The report – Secret Agents: agency workers in the new world of work – highlights agency staff as the ‘forgotten face’ in the recent debate around insecure work, where the issue has largely been ignored despite there being similar numbers of people doing agency work as are on zero-hour contracts. This lack of visibility came to light recently at the Sports Direct warehouse in Shirebrook, where the treatment of staff on zero-hours contracts was big news and acted upon, while the exploitation of agency staff remains unaddressed.
The Foundation says that the number of agency workers across Britain is expected to hit one million by the end of this parliament, if the growth of recent years continues.
The report shows that while there are good reasons for some workers and employers to use agencies, there is a pay penalty associated with agency work even when characteristics such as age, occupation and education level are taken into account.
Secret Agents finds that all else being equal, a full time agency worker earns £430 year less than an identical employee in the same role. Despite the stereotype of agency workers being short term and temporary, half of all agency workers actually say they work on a permanent basis and three-quarters work full time. The Foundation says that this loss of earnings could therefore affect their ability to provide for their family and save for the future.
Pay is not the only area where agency workers have a disadvantage. Because agency workers are usually classed as workers rather than employees they are not always entitled to sick pay or parental leave pay, have no notice period and little recourse in event of dismissal.
When looking across the whole agency workforce, the Foundation’s analysis finds:
- The most significant sectors for agency work are health and social work (where 18 per cent of all agency workers have jobs), manufacturing (17 per cent) and business activities (17 per cent).
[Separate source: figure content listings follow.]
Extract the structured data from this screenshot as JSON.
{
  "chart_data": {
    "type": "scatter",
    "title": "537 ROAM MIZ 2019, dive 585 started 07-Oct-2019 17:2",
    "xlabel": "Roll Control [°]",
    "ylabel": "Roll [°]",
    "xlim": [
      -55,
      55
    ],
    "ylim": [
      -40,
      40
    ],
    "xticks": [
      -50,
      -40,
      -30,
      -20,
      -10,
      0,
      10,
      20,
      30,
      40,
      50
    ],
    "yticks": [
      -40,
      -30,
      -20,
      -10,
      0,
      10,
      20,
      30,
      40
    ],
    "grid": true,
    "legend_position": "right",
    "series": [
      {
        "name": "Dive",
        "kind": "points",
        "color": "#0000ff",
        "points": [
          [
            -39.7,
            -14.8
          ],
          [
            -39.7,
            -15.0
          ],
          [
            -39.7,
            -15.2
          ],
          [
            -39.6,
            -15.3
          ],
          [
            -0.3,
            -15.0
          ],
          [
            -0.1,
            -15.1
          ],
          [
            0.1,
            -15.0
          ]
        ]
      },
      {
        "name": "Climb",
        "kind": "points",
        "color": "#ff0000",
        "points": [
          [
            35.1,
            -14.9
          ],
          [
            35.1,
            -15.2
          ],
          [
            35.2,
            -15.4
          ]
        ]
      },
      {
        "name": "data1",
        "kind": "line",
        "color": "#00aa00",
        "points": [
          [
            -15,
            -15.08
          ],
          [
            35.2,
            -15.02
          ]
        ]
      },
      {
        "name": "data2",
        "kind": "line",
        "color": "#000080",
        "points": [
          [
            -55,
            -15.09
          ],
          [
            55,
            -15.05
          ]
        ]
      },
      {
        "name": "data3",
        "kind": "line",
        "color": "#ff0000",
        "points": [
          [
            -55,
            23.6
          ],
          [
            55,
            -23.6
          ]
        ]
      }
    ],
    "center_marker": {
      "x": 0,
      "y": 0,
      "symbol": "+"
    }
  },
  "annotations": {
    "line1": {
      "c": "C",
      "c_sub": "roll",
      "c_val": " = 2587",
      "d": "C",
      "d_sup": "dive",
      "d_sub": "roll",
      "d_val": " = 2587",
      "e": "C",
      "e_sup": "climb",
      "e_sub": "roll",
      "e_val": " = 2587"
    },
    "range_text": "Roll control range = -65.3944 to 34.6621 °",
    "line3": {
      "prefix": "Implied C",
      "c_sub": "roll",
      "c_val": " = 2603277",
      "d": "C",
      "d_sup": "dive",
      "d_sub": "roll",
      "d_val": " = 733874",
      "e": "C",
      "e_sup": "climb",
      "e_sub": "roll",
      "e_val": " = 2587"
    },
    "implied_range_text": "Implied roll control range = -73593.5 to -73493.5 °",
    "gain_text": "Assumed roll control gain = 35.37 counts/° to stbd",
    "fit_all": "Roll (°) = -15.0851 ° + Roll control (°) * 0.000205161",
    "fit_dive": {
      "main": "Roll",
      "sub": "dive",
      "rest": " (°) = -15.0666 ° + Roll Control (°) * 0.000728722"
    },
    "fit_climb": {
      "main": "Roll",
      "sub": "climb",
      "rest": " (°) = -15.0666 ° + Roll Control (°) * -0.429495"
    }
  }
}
This shows that agency work is a feature of the public as well as private sector.
- Close to one in five agency workers (18 per cent) are to be found in London.
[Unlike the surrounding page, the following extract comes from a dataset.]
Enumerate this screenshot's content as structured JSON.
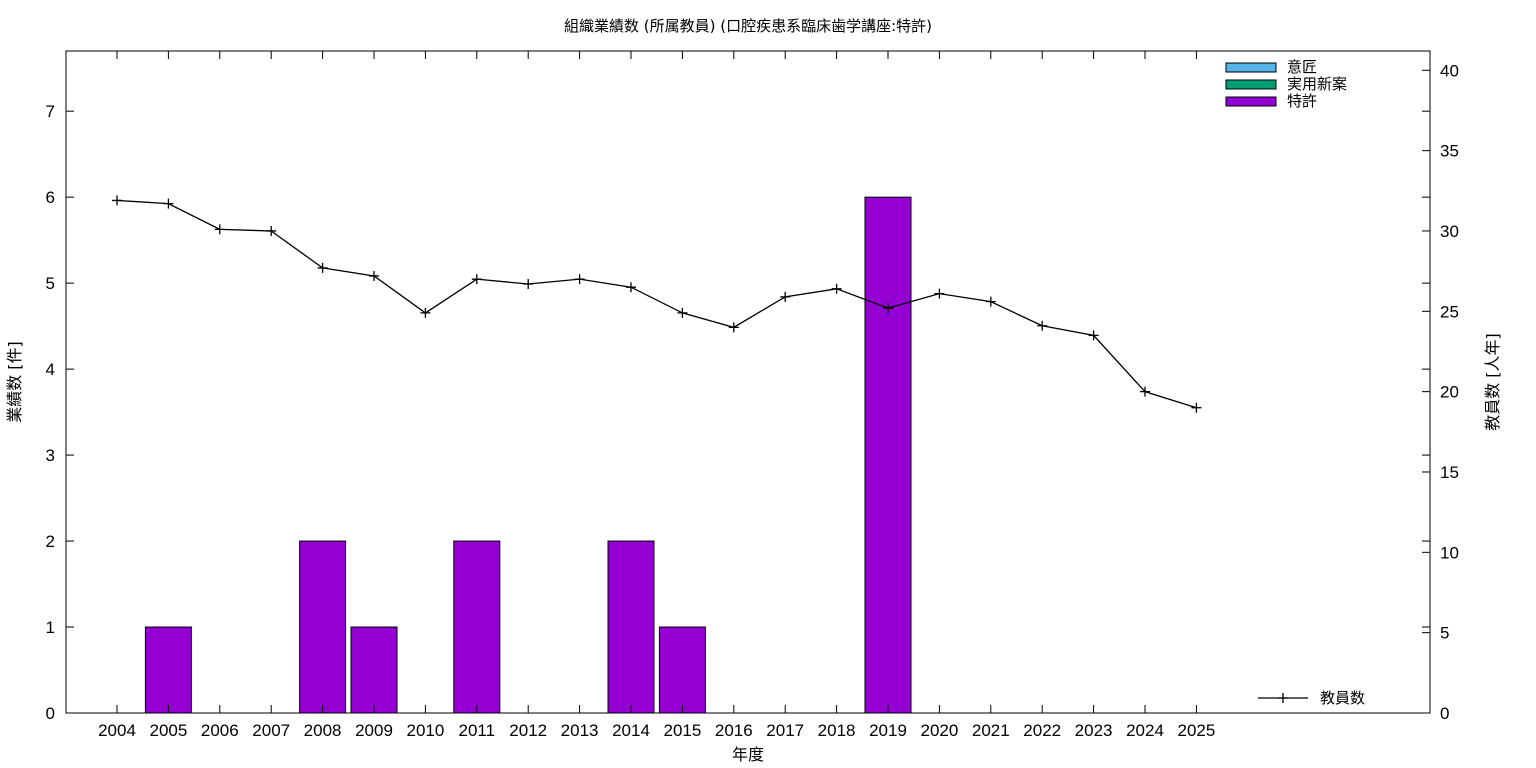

- 54 per cent of all agency workers are male, the same gender split as overall employment. However, women account for 85 per cent of the growth in the number of temporary agency workers over the last five years.
- 28 per cent of agency workers have a degree or equivalent qualification, compared to 33 per cent of the overall workforce.
- Six in ten agency workers are UK nationals (compared to over eight in ten in the overall workforce). EU nationals account for 22 per cent of agency workers (compared to 7 per cent overall) and people from the rest of the world account for the remaining 17 per cent (compared to 9 per cent overall).
- Ethnic minorities are three times more likely to be agency workers than white workers.
Lindsay Judge, Senior Policy Analyst at the Resolution Foundation, said:
“While zero-hours contracts are often in the news, agency workers are the ‘forgotten face’ of the modern workforce, despite being just as prevalent across the labour market.
“We need to do a better job of understanding who this group of soon-to-be a million agency workers is. This fast growing group is not just made up of young people looking for temporary employment as some have suggested, but instead includes many older full-time, permanent workers.
“Many agency workers value the flexibility, variety and absence of bureaucracy that being employed through an agency brings. But when agency work has an average pay penalty of £430 a year, many are likely to working in this way out of necessity rather than choice.
“With the prospect of higher inflation squeezing living standards in the years ahead it is important that the discussion of the non-traditional parts of work in modern Britain consider the relatively lower pay that agency workers receive compared to identical employees in similar jobs. This merits serious examination from government, with an official measure of agency workers being a good place to start.”